Die durch § 52 Abs. 8b Satz 2 Variante 1 i.V.m. Satz 3 EStG i.d.F. des JStG 2010 angeordnete ("echte") Rückwirkung des § 4 Abs. 1 Satz 4 (i.V.m. Satz 3) EStG i.d.F. des JStG 2010 für vor dem 01.01.2006 endende Wirtschaftsjahre verstößt für den Fall der Überführung eines Wirtschaftsguts in eine ausländische Betriebsstätte, deren Einkünfte nach einem Abkommen zur Vermeidung der Doppelbesteuerung in der Bundesrepublik Deutschland von der Besteuerung freigestellt sind, nicht gegen das verfassungsrechtliche Vertrauensschutzgebot.
Die nach Maßgabe der Betriebsstätten-Verwaltungsgrundsätze der Finanzverwaltung (Schreiben des Bundesministeriums der Finanzen vom 24.12.1999, BStBl I 1999, 1076) praktizierte Entstrickungsbesteuerung durch Auflösung der zum Überführungszeitpunkt in dem Wirtschaftsgut ruhenden stillen Reserven bei gleichzeitiger Neutralisierung durch Bildung eines Merkpostens, der in gleichen Jahresraten über einen Zeitraum von zehn Jahren gewinnerhöhend aufgelöst wird, verstößt nicht gegen die unionsrechtliche Niederlassungsfreiheit (Anschluss an Urteil des Gerichtshofs der Europäischen Union Verder LabTec vom 21.05.2015 - C-657/13, EU:C:2015:331).
Das Finanzgericht hat rechtsfehlerhaft angenommen, die Entnahme sei mit dem Fremdvergleichswert anzusetzen.
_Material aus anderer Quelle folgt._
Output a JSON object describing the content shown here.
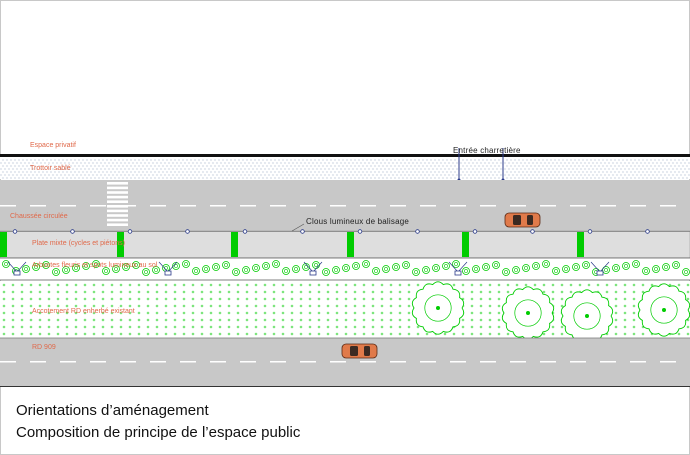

Zwar ist durch das SEStEG § 6 Abs. 1 Nr. 4 EStG dahingehend geändert worden, dass in den Fällen des § 4 Abs. 1 Satz 3 EStG die Entnahmen ‑‑abweichend von dem sonst geltenden Ansatz des Teilwerts‑‑ mit dem gemeinen Wert anzusetzen sind. Die geänderte Gesetzesfassung ist jedoch gemäß § 52 Abs. 16 Satz 1 EStG i.d.F. des SEStEG erstmals für nach dem 31.12.2005 endende Wirtschaftsjahre anzuwenden, so dass für den Streitfall der Ansatz des Teilwerts maßgeblich bleibt.
Fundstelle
BFH, Urteil vom 26. März 2025 (I R 5/24 (I R 99/15)), veröffentlicht am 31. Juli 2025.